View Full Version : Duplicate Documents Problem...

11-25-2003, 11:09 AM
For some reason, when I run the spider it is kicking back duplicate documents that are not in fact duplicates.

It indexes this:


But then kicks this back as a duplicate:


The first is actually the top level intro page leading into the second page. Both of them should be indexed because they contain different content. Is this due to a problem with the querystring somehow? Just exactly how does phpdig determine what constitutes a duplicate?

11-25-2003, 12:19 PM
Hi. It is the robot_functions.php file that determines whether a page is a duplicate, specifically the phpdigTestDouble function.

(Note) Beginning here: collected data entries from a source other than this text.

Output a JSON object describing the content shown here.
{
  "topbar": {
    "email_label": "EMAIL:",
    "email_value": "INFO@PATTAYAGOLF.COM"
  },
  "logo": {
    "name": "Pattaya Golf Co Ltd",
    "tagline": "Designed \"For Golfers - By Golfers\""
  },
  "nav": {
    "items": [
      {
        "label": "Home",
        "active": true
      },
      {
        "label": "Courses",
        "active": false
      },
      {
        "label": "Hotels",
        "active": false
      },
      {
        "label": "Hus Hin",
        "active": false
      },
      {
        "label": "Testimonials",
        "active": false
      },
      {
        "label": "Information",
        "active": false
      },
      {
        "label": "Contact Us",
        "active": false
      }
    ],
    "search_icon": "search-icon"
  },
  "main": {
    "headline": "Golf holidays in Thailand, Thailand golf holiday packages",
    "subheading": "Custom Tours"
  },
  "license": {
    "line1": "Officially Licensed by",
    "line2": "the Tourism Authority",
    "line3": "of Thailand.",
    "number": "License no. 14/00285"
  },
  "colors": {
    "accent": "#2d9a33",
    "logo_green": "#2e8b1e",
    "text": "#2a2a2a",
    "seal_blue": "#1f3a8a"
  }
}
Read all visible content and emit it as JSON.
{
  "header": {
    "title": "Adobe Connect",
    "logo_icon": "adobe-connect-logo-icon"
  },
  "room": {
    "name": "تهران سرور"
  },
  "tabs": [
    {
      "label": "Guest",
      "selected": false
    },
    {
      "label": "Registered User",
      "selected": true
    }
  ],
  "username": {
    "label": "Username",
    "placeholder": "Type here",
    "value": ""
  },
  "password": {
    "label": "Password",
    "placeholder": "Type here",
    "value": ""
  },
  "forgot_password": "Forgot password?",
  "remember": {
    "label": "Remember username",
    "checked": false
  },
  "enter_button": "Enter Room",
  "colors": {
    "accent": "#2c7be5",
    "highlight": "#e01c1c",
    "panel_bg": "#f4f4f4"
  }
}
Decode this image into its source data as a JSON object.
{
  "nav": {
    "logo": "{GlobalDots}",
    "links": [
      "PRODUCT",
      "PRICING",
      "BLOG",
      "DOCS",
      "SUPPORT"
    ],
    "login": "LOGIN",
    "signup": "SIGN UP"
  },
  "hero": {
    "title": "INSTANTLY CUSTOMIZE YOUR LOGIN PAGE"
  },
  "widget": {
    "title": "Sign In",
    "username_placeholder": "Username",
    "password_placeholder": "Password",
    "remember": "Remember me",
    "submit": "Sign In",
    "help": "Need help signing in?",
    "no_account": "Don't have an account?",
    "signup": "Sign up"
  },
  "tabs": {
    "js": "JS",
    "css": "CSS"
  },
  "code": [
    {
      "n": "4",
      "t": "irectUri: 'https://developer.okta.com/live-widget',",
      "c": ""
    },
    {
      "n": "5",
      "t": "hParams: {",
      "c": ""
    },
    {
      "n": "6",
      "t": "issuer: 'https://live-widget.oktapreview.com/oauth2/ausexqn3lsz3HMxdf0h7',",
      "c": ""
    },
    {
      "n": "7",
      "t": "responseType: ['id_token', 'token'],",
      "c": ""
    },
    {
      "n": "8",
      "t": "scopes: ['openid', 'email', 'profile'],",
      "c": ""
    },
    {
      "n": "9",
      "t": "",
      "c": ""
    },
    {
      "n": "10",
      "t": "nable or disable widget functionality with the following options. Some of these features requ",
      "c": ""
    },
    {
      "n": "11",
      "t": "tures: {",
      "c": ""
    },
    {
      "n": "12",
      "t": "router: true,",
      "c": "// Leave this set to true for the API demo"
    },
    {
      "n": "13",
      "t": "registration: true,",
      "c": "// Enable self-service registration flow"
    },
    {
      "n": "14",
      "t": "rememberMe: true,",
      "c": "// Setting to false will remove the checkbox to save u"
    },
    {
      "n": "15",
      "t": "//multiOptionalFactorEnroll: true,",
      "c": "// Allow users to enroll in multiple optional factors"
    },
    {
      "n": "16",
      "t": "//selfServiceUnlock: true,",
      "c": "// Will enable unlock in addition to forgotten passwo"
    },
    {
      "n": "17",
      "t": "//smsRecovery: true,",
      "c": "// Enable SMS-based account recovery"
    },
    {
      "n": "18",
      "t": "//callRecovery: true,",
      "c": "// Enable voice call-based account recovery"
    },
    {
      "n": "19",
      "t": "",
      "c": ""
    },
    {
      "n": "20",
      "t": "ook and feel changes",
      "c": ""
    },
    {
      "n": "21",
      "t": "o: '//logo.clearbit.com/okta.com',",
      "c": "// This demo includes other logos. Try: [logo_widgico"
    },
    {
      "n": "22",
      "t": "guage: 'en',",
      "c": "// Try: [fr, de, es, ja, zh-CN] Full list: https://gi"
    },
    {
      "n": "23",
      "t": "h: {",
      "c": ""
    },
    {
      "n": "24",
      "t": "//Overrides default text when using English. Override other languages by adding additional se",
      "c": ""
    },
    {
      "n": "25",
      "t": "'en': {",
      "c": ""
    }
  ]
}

In this function, it is the following query that determines a duplicate:

$query_double = "SELECT spider_id FROM ".PHPDIG_DB_PREFIX."spider WHERE site_id='$site_id' AND md5 = '$md5'";

As you are crawling the same site, it is the $md5 variable that is producing the duplicate results. The $md5 variable is as follows:

$md5 = md5($titre_resume.$page_desc['content'].$text[$max_chunk]).'_'.$tempfilesize;

Briefly, the variables in the $md5 variable are as follows:

$titre_resume // page title
$page_desc['content'] // meta tag description
$text[$max_chunk] // last chunk of page text
$tempfilesize // temp file size

As both pages are creating the same $md5 variable, they are seen as duplicates.

Making the page title dynamic, depending on the query string, or changing CHUNK_SIZE in the config file would be a couple ways to avoid the duplicates.

11-25-2003, 12:49 PM
Hmmm. I'll have to look into tempfilesize. Could there be some type of bug in there?

document 1 = 3.22KB

document 2 = 3.4KB

I'm thinking the temp file size should be same as the actual file size, no? And if so I would think the different file sizes would prevent them from being tagged as dupes.

Thanks for your other suggestion regarding titles. Unfortunately I am building this a plug-in component for Mambo OS, and their titles are not dynamic out of the box. So, I need to come up with a better solution that works with the stock install of Mambo. Any more info would be appreciated... maybe I can modify the function so that it bases duplicates on the actual URL.

11-25-2003, 01:16 PM
Hi. The $tempfilesize varible is created in the phpdigTempFile function in the robot_functions.php file and is set to the filesize of the temporary file. Do those two pages still show as duplicates if you increase the CHUNK_SIZE or add some amount of r****m text to the end of one of the pages?